Después de un par de minutos, su atención quedó cautivada por un claro en el que se erguía un árbol majestuoso y antiguo. A diferencia de los colosos que lo rodeaban, este árbol tenía un aura especial, como si la propia naturaleza lo venerara. Parecía un bonsái, pero robusto y frondoso, con ramas que caían como cascadas y hojas doradas y translúcidas que brillaban como cristales. Alrededor del árbol flotaban pequeñas luces, similares a luciérnagas del tamaño de un puño, que dotaban al lugar de un encanto mágico.
"Es... es tan hermoso", susurró, la voz impregnada de asombro. No podía apartar la vista de aquel árbol sagrado, grabando en su memoria cada detalle de su esplendor. Caminando alrededor de su base, notó una pequeña caverna en el tronco y, en su interior, un fruto rojo carmesí que se asemejaba a un durazno.
Atraído por la necesidad de descanso, Glenn se recostó junto al tronco del árbol, el cansancio pesando sobre él como una losa. Los días de caminatas interminables y las noches gélidas sin refugio le habían pasado factura. Apoyó la cabeza contra el tronco, buscando un mínimo de consuelo mientras la nostalgia lo embargaba. Las lágrimas rodaron cálidamente por sus mejillas al recordar a sus padres y su infancia en Japón, en la que había contemplado exposiciones de bonsáis. "Hitomi Glenn", susurró, y una ola de orgullo y tristeza lo recorrió. Era lo único que le quedaba de su pasado.
Cerrando los ojos, se dejó arrastrar por el peso del cansancio y el remolino de recuerdos.
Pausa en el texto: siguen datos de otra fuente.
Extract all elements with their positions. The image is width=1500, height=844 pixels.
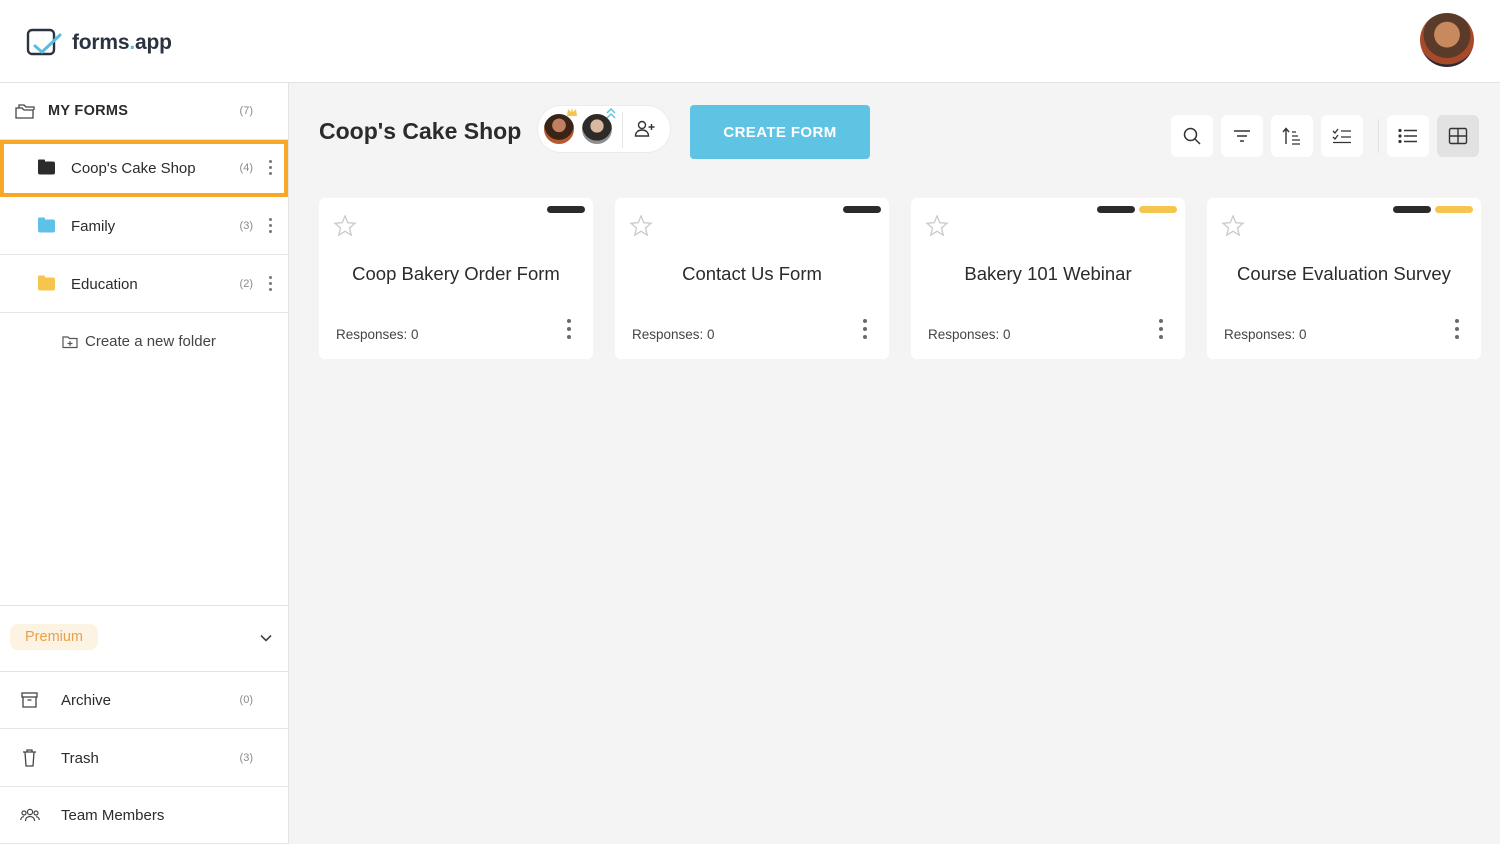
star-icon[interactable]: [629, 214, 653, 238]
filter-icon: [1234, 130, 1250, 142]
form-title: Contact Us Form: [682, 263, 822, 284]
search-button[interactable]: [1171, 115, 1213, 157]
form-title: Coop Bakery Order Form: [352, 263, 560, 284]
folder-more-icon[interactable]: [268, 276, 272, 292]
sidebar-my-forms-label: MY FORMS: [48, 103, 129, 119]
tag-badge: [547, 206, 585, 213]
sidebar-folder-coops-cake-shop[interactable]: Coop's Cake Shop (4): [0, 140, 288, 197]
more-icon[interactable]: [863, 319, 867, 341]
folder-count: (3): [239, 220, 253, 232]
tag-badge: [1435, 206, 1473, 213]
form-responses: Responses: 0: [632, 327, 715, 342]
form-responses: Responses: 0: [336, 327, 419, 342]
form-card[interactable]: Coop Bakery Order Form Responses: 0: [319, 198, 593, 359]
sidebar-trash-count: (3): [239, 752, 253, 764]
list-view-icon: [1398, 128, 1417, 144]
star-icon[interactable]: [333, 214, 357, 238]
collaborator-avatar[interactable]: [542, 112, 576, 146]
sidebar-archive-label: Archive: [61, 691, 112, 709]
folder-count: (4): [239, 162, 253, 174]
tag-badge: [843, 206, 881, 213]
logo[interactable]: forms.app: [26, 26, 172, 60]
top-bar: forms.app: [0, 0, 1500, 83]
sidebar: MY FORMS (7) Coop's Cake Shop (4) Family…: [0, 83, 289, 844]
more-icon[interactable]: [1455, 319, 1459, 341]
trash-icon: [23, 749, 36, 767]
star-icon[interactable]: [925, 214, 949, 238]
share-group[interactable]: [537, 105, 671, 153]
sidebar-my-forms[interactable]: MY FORMS (7): [0, 83, 288, 140]
crown-icon: [567, 108, 577, 116]
premium-section[interactable]: Premium: [0, 605, 288, 672]
team-icon: [20, 808, 40, 822]
sidebar-archive-count: (0): [239, 694, 253, 706]
page-title: Coop's Cake Shop: [319, 118, 522, 144]
logo-text-app: app: [135, 31, 172, 54]
logo-text-forms: forms: [72, 31, 130, 54]
tag-badge: [1393, 206, 1431, 213]
create-form-button[interactable]: CREATE FORM: [690, 105, 870, 159]
add-user-icon[interactable]: [634, 120, 656, 138]
tag-badge: [1097, 206, 1135, 213]
sidebar-trash[interactable]: Trash (3): [0, 730, 288, 787]
folder-label: Family: [71, 217, 116, 235]
form-title: Course Evaluation Survey: [1237, 263, 1451, 284]
form-responses: Responses: 0: [928, 327, 1011, 342]
archive-icon: [21, 692, 38, 708]
main-content: Coop's Cake Shop CREATE FORM Coop Bakery…: [289, 83, 1500, 844]
sidebar-team-members[interactable]: Team Members: [0, 787, 288, 844]
logo-icon: [26, 28, 62, 56]
form-responses: Responses: 0: [1224, 327, 1307, 342]
folder-plus-icon: [62, 335, 78, 348]
grid-view-icon: [1448, 127, 1468, 145]
folder-icon: [38, 217, 55, 233]
form-card[interactable]: Course Evaluation Survey Responses: 0: [1207, 198, 1481, 359]
sort-icon: [1282, 127, 1300, 145]
premium-badge: Premium: [10, 624, 99, 650]
select-button[interactable]: [1321, 115, 1363, 157]
chevron-down-icon[interactable]: [260, 632, 272, 644]
search-icon: [1183, 127, 1201, 145]
sidebar-archive[interactable]: Archive (0): [0, 672, 288, 729]
star-icon[interactable]: [1221, 214, 1245, 238]
sidebar-folder-family[interactable]: Family (3): [0, 198, 288, 255]
form-title: Bakery 101 Webinar: [964, 263, 1132, 284]
user-avatar[interactable]: [1420, 13, 1474, 67]
folder-more-icon[interactable]: [268, 160, 272, 176]
list-view-button[interactable]: [1387, 115, 1429, 157]
folder-more-icon[interactable]: [268, 218, 272, 234]
tag-badge: [1139, 206, 1177, 213]
sidebar-my-forms-count: (7): [239, 105, 253, 117]
checklist-icon: [1332, 128, 1351, 144]
sidebar-trash-label: Trash: [61, 749, 99, 767]
folder-count: (2): [239, 278, 253, 290]
folder-label: Coop's Cake Shop: [71, 159, 196, 177]
grid-view-button[interactable]: [1437, 115, 1479, 157]
folder-label: Education: [71, 275, 138, 293]
folders-icon: [15, 104, 35, 119]
folder-icon: [38, 275, 55, 291]
form-card[interactable]: Contact Us Form Responses: 0: [615, 198, 889, 359]
filter-button[interactable]: [1221, 115, 1263, 157]
sort-button[interactable]: [1271, 115, 1313, 157]
more-icon[interactable]: [1159, 319, 1163, 341]
sidebar-folder-education[interactable]: Education (2): [0, 256, 288, 313]
editor-chevrons-icon: [606, 108, 616, 119]
sidebar-team-members-label: Team Members: [61, 806, 165, 824]
more-icon[interactable]: [567, 319, 571, 341]
create-folder-button[interactable]: Create a new folder: [62, 333, 216, 350]
folder-icon: [38, 159, 55, 175]
create-folder-label: Create a new folder: [85, 333, 216, 350]
form-card[interactable]: Bakery 101 Webinar Responses: 0: [911, 198, 1185, 359]
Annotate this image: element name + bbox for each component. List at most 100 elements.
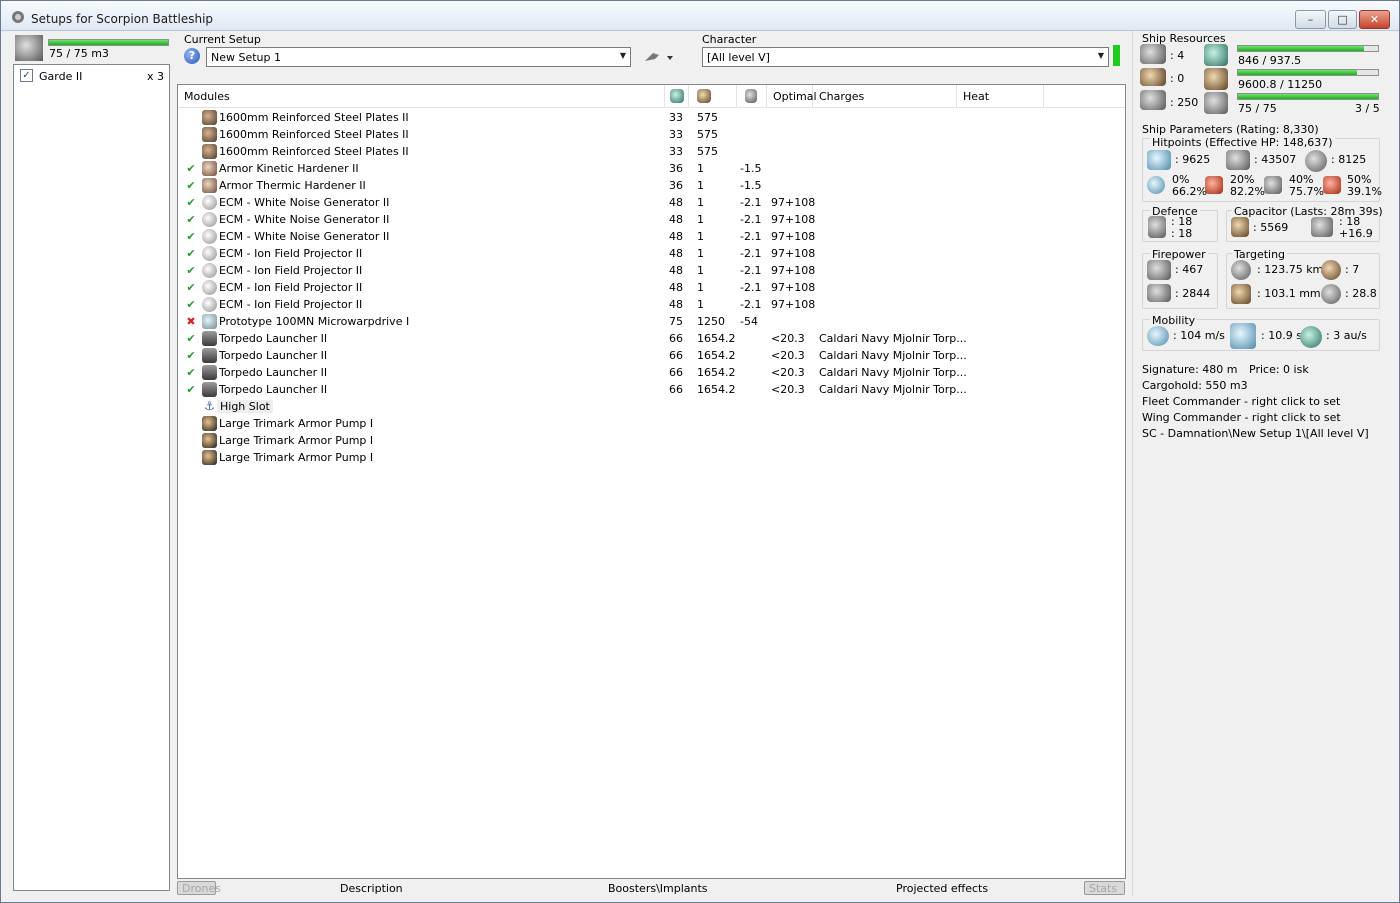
module-row[interactable]: ✖ Prototype 100MN Microwarpdrive I 75 1250 -… (178, 313, 1125, 330)
module-row[interactable]: 1600mm Reinforced Steel Plates II 33 575 (178, 126, 1125, 143)
window-title: Setups for Scorpion Battleship (31, 12, 214, 26)
capacitor-icon (1231, 217, 1249, 237)
module-row[interactable]: ✔ Armor Kinetic Hardener II 36 1 -1.5 (178, 160, 1125, 177)
module-online-icon[interactable]: ✔ (185, 247, 197, 260)
module-row[interactable]: ✔ ECM - White Noise Generator II 48 1 -2.1 97… (178, 228, 1125, 245)
module-online-icon[interactable]: ✔ (185, 298, 197, 311)
module-row[interactable]: ⚓ High Slot (178, 398, 1125, 415)
tab-projected-effects[interactable]: Projected effects (896, 882, 988, 895)
modules-table[interactable]: Modules Optimal Charges Heat 1600mm Rein… (177, 84, 1126, 879)
powergrid-icon (1204, 68, 1228, 90)
module-row[interactable]: Large Trimark Armor Pump I (178, 432, 1125, 449)
col-powergrid[interactable] (689, 85, 737, 108)
module-icon (202, 348, 217, 363)
module-capacitor: -2.1 (740, 281, 762, 294)
module-name: Torpedo Launcher II (219, 349, 328, 362)
chevron-down-icon: ▼ (1097, 51, 1104, 60)
module-row[interactable]: ✔ ECM - Ion Field Projector II 48 1 -2.1 97+1… (178, 279, 1125, 296)
setup-select[interactable]: New Setup 1 ▼ (206, 47, 631, 67)
module-optimal: 97+108 (771, 247, 816, 260)
capacitor-value-b: +16.9 (1339, 227, 1373, 240)
module-online-icon[interactable]: ✔ (185, 349, 197, 362)
module-name: ECM - Ion Field Projector II (219, 298, 363, 311)
col-modules[interactable]: Modules (178, 85, 665, 108)
module-row[interactable]: ✔ ECM - Ion Field Projector II 48 1 -2.1 97+1… (178, 296, 1125, 313)
tab-description[interactable]: Description (340, 882, 403, 895)
targeting-range-icon (1231, 260, 1251, 280)
col-charges[interactable]: Charges (813, 85, 957, 108)
module-charges: Caldari Navy Mjolnir Torp... (819, 383, 967, 396)
ship-parameters-label: Ship Parameters (Rating: 8,330) (1142, 123, 1319, 136)
close-button[interactable]: ✕ (1359, 10, 1390, 29)
module-icon (202, 297, 217, 312)
title-bar[interactable]: Setups for Scorpion Battleship – □ ✕ (1, 1, 1399, 31)
app-icon (11, 10, 25, 24)
setup-select-value: New Setup 1 (211, 51, 282, 64)
col-heat[interactable]: Heat (957, 85, 1044, 108)
drone-item[interactable]: ✓ Garde II x 3 (20, 68, 166, 84)
module-row[interactable]: ✔ ECM - White Noise Generator II 48 1 -2.1 97… (178, 211, 1125, 228)
shield-icon (1147, 150, 1171, 170)
maximize-button[interactable]: □ (1328, 10, 1357, 29)
col-optimal[interactable]: Optimal (767, 85, 817, 108)
module-cpu: 48 (669, 230, 683, 243)
wing-commander[interactable]: Wing Commander - right click to set (1142, 411, 1341, 424)
module-online-icon[interactable]: ✔ (185, 383, 197, 396)
calibration-value: : 250 (1170, 96, 1199, 109)
module-row[interactable]: ✔ Torpedo Launcher II 66 1654.2 <20.3 Caldari… (178, 347, 1125, 364)
help-icon[interactable]: ? (184, 48, 200, 64)
hitpoints-label: Hitpoints (Effective HP: 148,637) (1150, 136, 1335, 149)
module-capacitor: -2.1 (740, 298, 762, 311)
col-cpu[interactable] (665, 85, 689, 108)
module-row[interactable]: Large Trimark Armor Pump I (178, 415, 1125, 432)
structure-icon (1305, 150, 1327, 172)
module-online-icon[interactable]: ✔ (185, 281, 197, 294)
minimize-button[interactable]: – (1295, 10, 1326, 29)
tab-stats[interactable]: Stats (1084, 881, 1125, 895)
module-cpu: 66 (669, 383, 683, 396)
tab-boosters-implants[interactable]: Boosters\Implants (608, 882, 708, 895)
module-row[interactable]: ✔ ECM - White Noise Generator II 48 1 -2.1 97… (178, 194, 1125, 211)
modules-table-header: Modules Optimal Charges Heat (178, 85, 1125, 108)
module-row[interactable]: 1600mm Reinforced Steel Plates II 33 575 (178, 143, 1125, 160)
module-online-icon[interactable]: ✔ (185, 162, 197, 175)
drone-list[interactable]: ✓ Garde II x 3 (13, 64, 170, 891)
module-row[interactable]: ✔ Armor Thermic Hardener II 36 1 -1.5 (178, 177, 1125, 194)
module-online-icon[interactable]: ✔ (185, 230, 197, 243)
module-online-icon[interactable]: ✔ (185, 366, 197, 379)
fleet-commander[interactable]: Fleet Commander - right click to set (1142, 395, 1340, 408)
module-row[interactable]: ✔ Torpedo Launcher II 66 1654.2 <20.3 Caldari… (178, 330, 1125, 347)
drone-bay-header: 75 / 75 m3 (13, 35, 171, 63)
align-time: : 10.9 s (1261, 329, 1302, 342)
module-row[interactable]: ✔ ECM - Ion Field Projector II 48 1 -2.1 97+1… (178, 245, 1125, 262)
module-online-icon[interactable]: ✔ (185, 332, 197, 345)
module-icon (202, 433, 217, 448)
warp-speed: : 3 au/s (1326, 329, 1367, 342)
module-online-icon[interactable]: ✔ (185, 179, 197, 192)
module-name: ECM - Ion Field Projector II (219, 247, 363, 260)
module-name: ECM - Ion Field Projector II (219, 281, 363, 294)
module-cpu: 75 (669, 315, 683, 328)
kinetic-resist-icon (1264, 176, 1282, 194)
module-offline-icon[interactable]: ✖ (185, 315, 197, 328)
module-row[interactable]: Large Trimark Armor Pump I (178, 449, 1125, 466)
col-capacitor[interactable] (737, 85, 767, 108)
module-charges: Caldari Navy Mjolnir Torp... (819, 332, 967, 345)
powergrid-bar (1237, 69, 1379, 76)
module-row[interactable]: 1600mm Reinforced Steel Plates II 33 575 (178, 109, 1125, 126)
volley-icon (1147, 284, 1171, 302)
tab-drones[interactable]: Drones (177, 881, 221, 895)
module-online-icon[interactable]: ✔ (185, 196, 197, 209)
module-row[interactable]: ✔ Torpedo Launcher II 66 1654.2 <20.3 Caldari… (178, 381, 1125, 398)
module-row[interactable]: ✔ Torpedo Launcher II 66 1654.2 <20.3 Caldari… (178, 364, 1125, 381)
setup-options-button[interactable] (641, 47, 677, 67)
drone-checkbox[interactable]: ✓ (20, 69, 33, 82)
em-resist-bottom: 66.2% (1172, 185, 1207, 198)
module-online-icon[interactable]: ✔ (185, 264, 197, 277)
module-online-icon[interactable]: ✔ (185, 213, 197, 226)
module-capacitor: -2.1 (740, 196, 762, 209)
module-name: ECM - White Noise Generator II (219, 213, 390, 226)
module-row[interactable]: ✔ ECM - Ion Field Projector II 48 1 -2.1 97+1… (178, 262, 1125, 279)
drone-quantity: x 3 (146, 70, 164, 83)
character-select[interactable]: [All level V] ▼ (702, 47, 1109, 67)
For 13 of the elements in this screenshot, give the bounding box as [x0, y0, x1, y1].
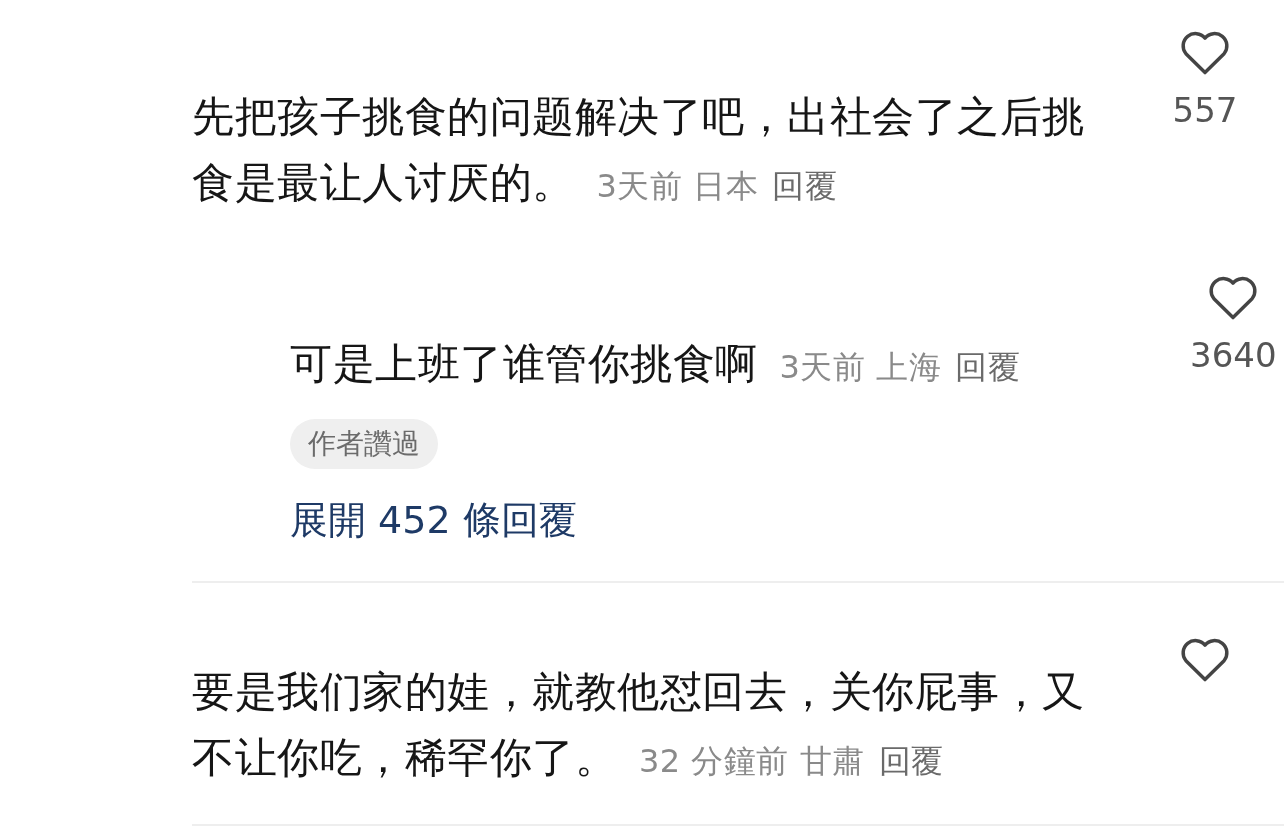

Entonces, un dolor lacerante, como fuego líquido, le atravesó el plexo solar. "¡Aahhhhhhg, ahora qué!", gritó, la voz rota y temblorosa. Sus dedos se clavaron en la tierra, y la sensación abrasadora lo inmovilizó. El dolor no venía de su cuerpo; era algo más profundo, una conexión desconocida que lo destrozaba desde dentro. La conciencia se le escapó poco a poco, hasta que finalmente quedó inconsciente.
Despertó de golpe, jadeando, sus músculos tensos y temblando. El dolor se había ido, pero el sudor frío aún perlaba su frente. "¿Qué acaba de pasar?", se preguntó, aún sin aliento. Poco a poco, una serie de palabras desconocidas empezaron a grabarse en su mente, como si siempre hubieran estado allí:
"Zhou Xintian". Ese nombre resonaba en cada fibra de su ser, marcando su cuerpo y su alma. Un recuerdo emergió de las profundidades de su conciencia: en este mundo, los cielos bautizaban el cuerpo y el alma de un individuo al nacer, y no usar ese nombre traía un castigo severo. La idea se asentó en su mente como una verdad inamovible.
A partir de ese momento, ya no era Hitomi Glenn. "Mi nuevo nombre... Zhou Xintian", pensó, mientras un torrente de información se deslizaba entre la niebla de su conciencia: conocimientos sobre política, artes marciales, alquimia y más, provenientes de almas que una vez habitaron este mundo, bloqueados por un misterioso sello.